Hi kedro community, First of all thanks for the gr...
# advanced-need-help
u
Hi kedro community, First of all thanks for the great tool! I am playing around with the deployment options, in particular the Prefect deployment. I noticed that when using the
register_flow.py
script, the datasets in the catalog object are named as in the file. However, in the Nodes the input and output datasets are namespaced. Therefore, when running that flow it will create only memory datasets because it will assume all the datasets don't exist in the catalog. Now if I change the
register_flow.py
so that it does not create MemoryDatasets for everything, the
run_node
function does not work as the input and catalog name don't match up and the save/load functions don't work anymore (it tries loading a namespaced dataset that it can't find in the catalog). Is there a way to obtain either a namespaced catalog or a pipeline object where the inputs/outputs of the nodes are not namespaced so that the
run_node
function works properly? 🙂
d
Hell could you post the error? In truth our Prefect docs are a little out of date and predate a lot of namespacing work so we would really appreciate some help getting them up to date
u
Sure happy to help. Actually after looking into it a bit more I think the root cause is the kedro version and the spaceflight starter. (in kedro version
0.17.6
it all works) The catalog for spaceflight starter for version 0.17.7 does not include the additional
data_science
and
data_processing
namespaces. e.g.:
preprocessed_companies
instead of
data_processing.preprocessed_companies
Therefore, only MemoryDatasets are ever used when running either the prefect workflow or the normal kedro run. Is that how it is supposed to be? This layering could get a bit intricate
d
So there is a couple of points here (which as a maintainer group, we're still thinking through)

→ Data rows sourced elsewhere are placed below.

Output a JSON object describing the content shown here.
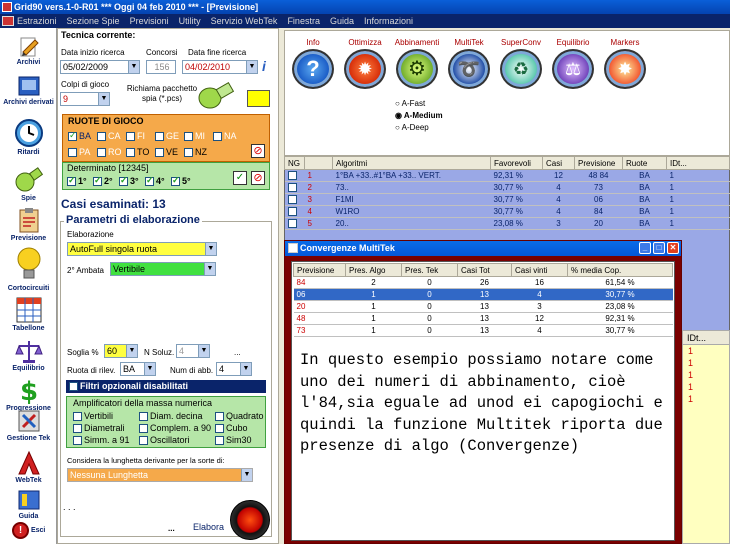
{
  "window": {
    "title": "Grid90 vers.1-0-R01   ***  Oggi 04 feb 2010   ***  - [Previsione]"
  },
  "menu": [
    "Estrazioni",
    "Sezione Spie",
    "Previsioni",
    "Utility",
    "Servizio WebTek",
    "Finestra",
    "Guida",
    "Informazioni"
  ],
  "sidebar": {
    "items": [
      "Archivi",
      "Archivi derivati",
      "Ritardi",
      "Spie",
      "Previsione",
      "Cortocircuiti",
      "Tabellone",
      "Equilibrio",
      "Progressione",
      "Gestione Tek",
      "WebTek",
      "Guida",
      "Esci"
    ]
  },
  "tecnica": {
    "header": "Tecnica corrente:",
    "data_inizio_label": "Data inizio ricerca",
    "data_inizio": "05/02/2009",
    "concorsi_label": "Concorsi",
    "concorsi": "156",
    "data_fine_label": "Data fine ricerca",
    "data_fine": "04/02/2010",
    "colpi_label": "Colpi di gioco",
    "colpi": "9",
    "pacchetto_label": "Richiama pacchetto spia (*.pcs)"
  },
  "ruote": {
    "header": "RUOTE DI GIOCO",
    "row1": [
      {
        "n": "BA",
        "on": true
      },
      {
        "n": "CA",
        "on": false
      },
      {
        "n": "FI",
        "on": false
      },
      {
        "n": "GE",
        "on": false
      },
      {
        "n": "MI",
        "on": false
      },
      {
        "n": "NA",
        "on": false
      }
    ],
    "row2": [
      {
        "n": "PA",
        "on": false
      },
      {
        "n": "RO",
        "on": false
      },
      {
        "n": "TO",
        "on": false
      },
      {
        "n": "VE",
        "on": false
      },
      {
        "n": "NZ",
        "on": false
      }
    ]
  },
  "determinato": {
    "label": "Determinato [12345]",
    "items": [
      {
        "n": "1°",
        "on": true
      },
      {
        "n": "2°",
        "on": true
      },
      {
        "n": "3°",
        "on": true
      },
      {
        "n": "4°",
        "on": true
      },
      {
        "n": "5°",
        "on": true
      }
    ]
  },
  "casi": "Casi esaminati: 13",
  "parametri": {
    "header": "Parametri di elaborazione",
    "elab_label": "Elaborazione",
    "elab_value": "AutoFull singola ruota",
    "ambata_label": "2° Ambata",
    "ambata_value": "Vertibile",
    "soglia_label": "Soglia %",
    "soglia_value": "60",
    "nsoluz_label": "N Soluz.",
    "nsoluz_value": "4",
    "ellipsis": "...",
    "ruota_label": "Ruota di rilev.",
    "ruota_value": "BA",
    "abb_label": "Num di abb.",
    "abb_value": "4",
    "filtri_label": "Filtri opzionali disabilitati",
    "ampl_label": "Amplificatori della massa numerica",
    "ampl": [
      [
        "Vertibili",
        "Diam. decina",
        "Quadrato"
      ],
      [
        "Diametrali",
        "Complem. a 90",
        "Cubo"
      ],
      [
        "Simm. a 91",
        "Oscillatori",
        "Sim30"
      ]
    ],
    "lunghetta_label": "Considera la lunghetta derivante per la sorte di:",
    "lunghetta_value": "Nessuna Lunghetta",
    "dots": ". . .",
    "elabora_dots": "...",
    "elabora_label": "Elabora"
  },
  "metodi": {
    "buttons": [
      "Info",
      "Ottimizza",
      "Abbinamenti",
      "MultiTek",
      "SuperConv",
      "Equilibrio",
      "Markers"
    ],
    "radios": [
      {
        "label": "A-Fast",
        "on": false
      },
      {
        "label": "A-Medium",
        "on": true
      },
      {
        "label": "A-Deep",
        "on": false
      }
    ]
  },
  "results": {
    "headers": [
      "NG",
      "",
      "Algoritmi",
      "Favorevoli",
      "Casi",
      "Previsione",
      "Ruote",
      "IDt..."
    ],
    "rows": [
      [
        "1",
        "1°BA +33..#1°BA +33.. VERT.",
        "92,31 %",
        "12",
        "48 84",
        "BA",
        "1"
      ],
      [
        "2",
        "73..",
        "30,77 %",
        "4",
        "73",
        "BA",
        "1"
      ],
      [
        "3",
        "F1MI",
        "30,77 %",
        "4",
        "06",
        "BA",
        "1"
      ],
      [
        "4",
        "W1RO",
        "30,77 %",
        "4",
        "84",
        "BA",
        "1"
      ],
      [
        "5",
        "20..",
        "23,08 %",
        "3",
        "20",
        "BA",
        "1"
      ]
    ],
    "side_header": "IDt...",
    "side_values": [
      "1",
      "1",
      "1",
      "1",
      "1"
    ]
  },
  "popup": {
    "title": "Convergenze MultiTek",
    "headers": [
      "Previsione",
      "Pres. Algo",
      "Pres. Tek",
      "Casi Tot",
      "Casi vinti",
      "% media Cop."
    ],
    "rows": [
      [
        "84",
        "2",
        "0",
        "26",
        "16",
        "61,54 %"
      ],
      [
        "06",
        "1",
        "0",
        "13",
        "4",
        "30,77 %"
      ],
      [
        "20",
        "1",
        "0",
        "13",
        "3",
        "23,08 %"
      ],
      [
        "48",
        "1",
        "0",
        "13",
        "12",
        "92,31 %"
      ],
      [
        "73",
        "1",
        "0",
        "13",
        "4",
        "30,77 %"
      ]
    ],
    "note": "In questo esempio possiamo notare come uno dei numeri di abbinamento, cioè l'84,sia eguale ad unod ei capogiochi e quindi la funzione Multitek riporta due presenze di algo (Convergenze)"
  },
  "colors": {
    "accent": "#0a246a",
    "popup_bg": "#7a0000",
    "ruote_bg": "#f5a94a",
    "determ_bg": "#b6e6a8",
    "grid_bg": "#9aa8e6",
    "selected": "#3168c6"
  }
}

the advantage of memory datasets is that they dont require IO and you can keep things running efficiently that way
the easiest way to solve this is to simply provide catalog entries for everything and then persist them
@User do you have any thoughts here?
a
Let me take a look at the Prefect docs - this should be easy to provide a quick fix for
f
Again it is now working with prefect
It's the fact that the spaceflight starter did not have entires in the catalog for certain datasets. My renaming fix in code for the namespace led to a missmatch between catalog/pipelines which caused an error. By providing properly namespaced entries in the catalog it all works now (including the prefect tutorial)
@User
d
So yeah persisting everything (i.e. providing catalog entries for everything) will fix this sort of thing
but in the future we want to make it work both ways
f
I initially did not see the data_science and data_processing name spaces so fixed it myself in code in the prefect tutorial which clearly did not work. Sorry for the confusion.
d
ah nice!
Is there anything we can do to improve the Prefect docs?
they need a bit of love and you're the second person to talk about them in the last few weeks
f
I'm playing around with them atm together with mlflow and kedro-mlflow. Let me get back to you once I have a good feeling
a
Hi Florian, noticed your question with prefect. As a heads-up wanted to mention that one of the users highlighted that the approach doesn't work well when using versioned dataset. If needed, you can find an alternate solution in the archived prefect-versioned-datasets thread in the #846330075535769601 channel.